Daraufhin wurde die Strecke für den Zugverkehr gesperrt und Streifen der Bundespolizei aus Lübeck und Puttgarden fuhren unter Inanspruchnahme von Sonder- und Wegerechten zum Unfallort.

Hier konnten die Beamten feststellen, dass ein Schwertransport, mit einem Mobilheim beladen, den beschrankten Bahnübergang Sütel passieren wollte.

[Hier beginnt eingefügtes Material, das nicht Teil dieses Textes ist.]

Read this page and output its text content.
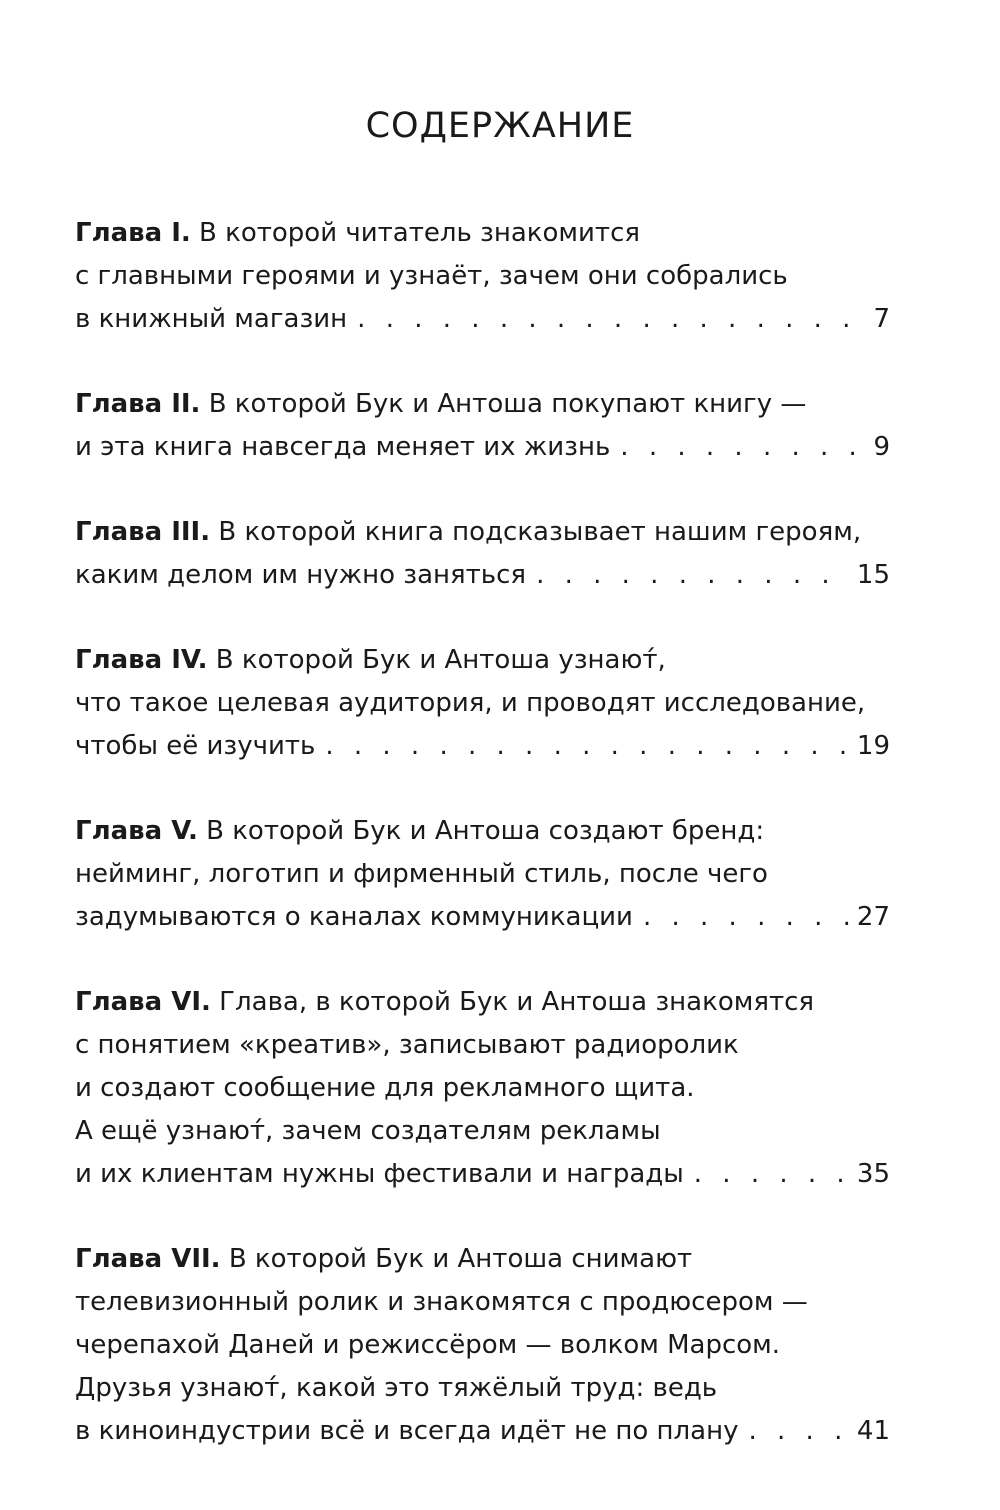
СОДЕРЖАНИЕ
Глава I. В которой читатель знакомится
с главными героями и узнаёт, зачем они собрались
в книжный магазин . . .	7
Глава II. В которой Бук и Антоша покупают книгу —
и эта книга навсегда меняет их жизнь . . .	9
Глава III. В которой книга подсказывает нашим героям,
каким делом им нужно заняться . . .	15
Глава IV. В которой Бук и Антоша узнают́,
что такое целевая аудитория, и проводят исследование,
чтобы её изучить . . .	19
Глава V. В которой Бук и Антоша создают бренд:
нейминг, логотип и фирменный стиль, после чего
задумываются о каналах коммуникации . . .	27
Глава VI. Глава, в которой Бук и Антоша знакомятся
с понятием «креатив», записывают радиоролик
и создают сообщение для рекламного щита.
А ещё узнают́, зачем создателям рекламы
и их клиентам нужны фестивали и награды . . .	35
Глава VII. В которой Бук и Антоша снимают
телевизионный ролик и знакомятся с продюсером —
черепахой Даней и режиссёром — волком Марсом.
Друзья узнают́, какой это тяжёлый труд: ведь
в киноиндустрии всё и всегда идёт не по плану . . .	41
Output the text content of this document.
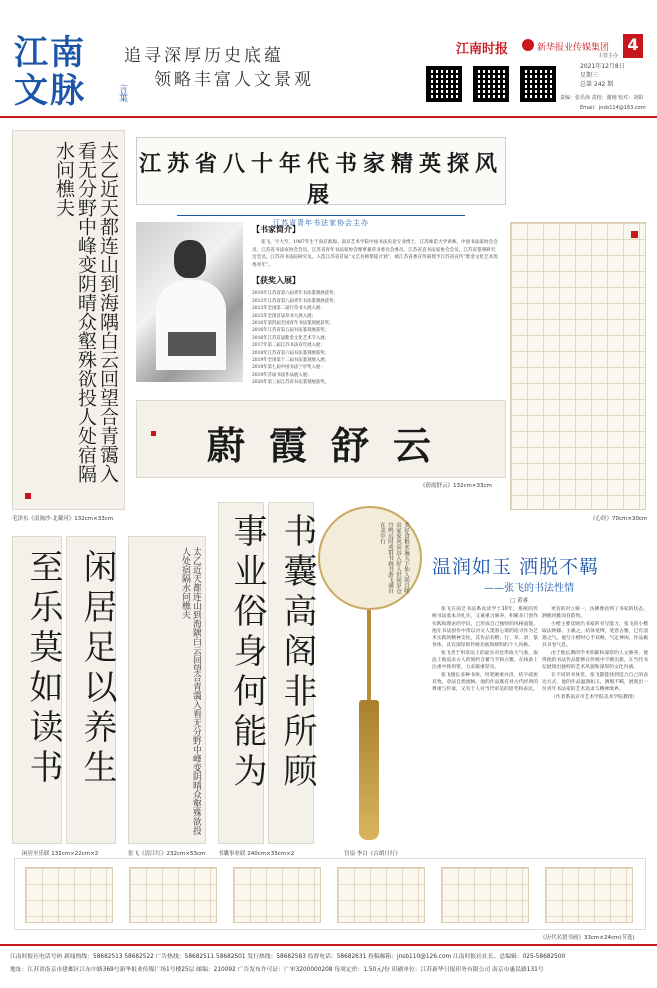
江南文脉	言葉
追寻深厚历史底蕴
领略丰富人文景观
江南时报	新华报业传媒集团
主管主办
4
2021年12月8日
星期三
总第 242 期
责编：张乐海 责校：谢刚 校对：刘娟
Email：jnsb114@163.com
太乙近天都连山到海隅白云回望合青霭入看无分野中峰变阴晴众壑殊欲投人处宿隔水问樵夫
毛泽东《浪淘沙·北戴河》132cm×33cm
江苏省八十年代书家精英探风展
江苏省青年书法家协会主办
【书家简介】
张飞，字大至，1987年生于南京淮海。南京艺术学院中国书法史论专业博士，江苏师范大学讲师。中国书法家协会会员，江苏省书法家协会会员，江苏省青年书法家协会理事兼草书委员会委员，江苏省直书法家协会会员，江苏省篆刻研究会会员。江苏省书法院研究员。入选江苏省首届“文艺名师带徒计划”，被江苏省委宣传部授予江苏省宣传“紫金文化艺术优秀青年”。
【获奖入展】
2010年江苏省第六届青年书法篆刻展获奖；
2012年江苏省第八届青年书法篆刻展获奖；
2013年全国第二届行草书大展入展；
2015年全国首届草书大展入展；
2016年第四届全国青年书法篆刻展获奖；
2016年江苏省第五届书法篆刻展获奖；
2016年江苏首届紫金文化艺术节入展；
2017年第二届江苏书法双年展入展；
2018年江苏省第六届书法篆刻展获奖；
2019年全国第十二届书法篆刻展入展；
2019年第七届中国书法兰亭奖入展；
2019年首届书法作品展入展；
2020年第三届江苏省书法篆刻展获奖。
蔚霞舒云
《蔚霞舒云》132cm×33cm
《心经》70cm×30cm
至乐莫如读书 闲居足以养生
闲居至乐联 132cm×22cm×2
太乙近天都连山到海隅白云回望合青霭入看无分野中峰变阴晴众壑殊欲投人处宿隔水问樵夫
张飞《清江红》232cm×53cm
事业俗身何能为 书囊高阁非所顾
书囊事业联 240cm×33cm×2
美好食粮来遍天下仙人尚自嗟出家家风高远人好人世间岁仓宜鸣远时成群书画书游飞满自在美中行
宫扇 李白《古朗月行》
温润如玉 洒脱不羁
——张飞的书法性情
□ 黄睿

张飞在南艺书法系攻读学士10年，系统的传统书法基本功扎实，又兼重习修养，积累多门创作实践和理论的学识，已形成自己独特的风格面貌。他在书法创作中常以对文人墨客心境的追寻作为艺术实践的精神支柱，其作品有楷、行、草、隶、篆各体，具有深厚的传统功底和鲜明的个人风格。

张飞善于用章法上的虚实对比形成大气象，取法上他追求古人的简约含蓄与平和古雅，在线条上注重中锋用笔，力求凝重厚实。

张飞擅长多种书体，用笔刚柔并济，结字疏密有致，章法自然流畅。他的作品既有对古代经典的尊重与传承，又有个人对当代审美的思考和表达。

更有的对立统一，仿佛像看到了书家的状态，洒脱风雅而有韵致。

小楷主要反映出书家的书写能力，张飞的小楷取法钟繇、王羲之，结体宽博，笔意古雅，已有清逸之气。他写小楷时心手双畅，气定神闲，作品极具书卷气息。

由于他长期的学术积累和深厚的人文修养，使得他的书法作品能够在传统中不断出新，在当代书坛展现出独特的艺术风貌和深厚的文化内涵。

在不同的书体里，张飞都能找到适合自己的表达方式，他的作品温润如玉，洒脱不羁，展现出一位青年书法家的艺术追求与精神境界。

（作者系南京市艺术学院美术学院教授）

《历代名贤书画》33cm×24cm(节选)
江南时报社电话号码 新闻热线：58682513 58682522 广告热线：58682511 58682501 发行热线：58682583 监督电话：58682631 投稿邮箱：jnsb110@126.com 江南时报社社长、总编辑：025-58682500
地址：江苏省南京市建邺区江东中路369号新华报业传媒广场1号楼25层 邮编：210092 广告发布许可证：广审3200000208 每周定价：1.50元/份 印刷单位：江苏新华日报印务有限公司 南京市惠民路131号
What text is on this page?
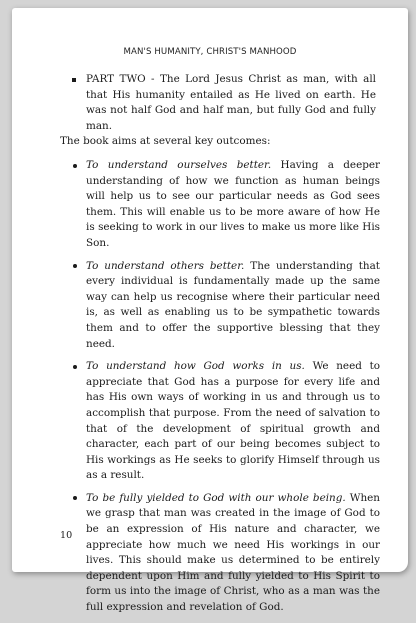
MAN'S HUMANITY, CHRIST'S MANHOOD

PART TWO - The Lord Jesus Christ as man, with all that His humanity entailed as He lived on earth. He was not half God and half man, but fully God and fully man.

The book aims at several key outcomes:

To understand ourselves better. Having a deeper understanding of how we function as human beings will help us to see our particular needs as God sees them. This will enable us to be more aware of how He is seeking to work in our lives to make us more like His Son.

To understand others better. The understanding that every individual is fundamentally made up the same way can help us recognise where their particular need is, as well as enabling us to be sympathetic towards them and to offer the supportive blessing that they need.

To understand how God works in us. We need to appreciate that God has a purpose for every life and has His own ways of working in us and through us to accomplish that purpose. From the need of salvation to that of the development of spiritual growth and character, each part of our being becomes subject to His workings as He seeks to glorify Himself through us as a result.

To be fully yielded to God with our whole being. When we grasp that man was created in the image of God to be an expression of His nature and character, we appreciate how much we need His workings in our lives. This should make us determined to be entirely dependent upon Him and fully yielded to His Spirit to form us into the image of Christ, who as a man was the full expression and revelation of God.

10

Dabei setzte das Fahrzeug mit der Unterseite auf und musste die Fahrt unterbrechen.

Der betroffene LKW war das zweite Fahrzeug einer Kolonne von insgesamt drei Fahrzeugen, die alle sogenannte Mobilheime geladen hatten. Das erste Fahrzeug passierte hinter dem Begleitfahrzeug mühelos den Bahnübergang, während das Zweite auf dem Bahnübergang stecken blieb.

Noch bevor das Fahrzeug angehoben werden konnte, kam es zu dem Unfall. Hierbei entgleiste das Triebfahrzeug mit einer Achse. Aufgrund des starken Aufpralls wurde das Fahrzeug, die Ladung (Mobilheim) und die Regionalbahn stark beschädigt. Aus dem Zug und dem Sattelauflieger liefen Betriebsstoffe aus.

Die Trümmerteile erstreckten sich auf einer Strecke von ca. 80 Metern.

Neben der Landes- und Bundespolizei war die Freiwillige Feuerwehr Neukirchen sowie eine Rettungswagenbesatzung im Einsatz. Insgesamt waren mehr als 30 Einsatzkräfte beteiligt.

Der einzige Fahrgast, die Lokführerin und der Fahrer des Schwertransportfahrzeuges erlitten einen Schock, blieben aber sonst unverletzt.

Die Bundesstelle für Eisenbahnunfalluntersuchung hat die Unfallstelle durch zwei Sachverständige geprüft. Nach der Begutachtung wurde der Bereich des Unfallortes zur Beseitigung der Trümmerteile sowie der Bergung des LKW freigegeben.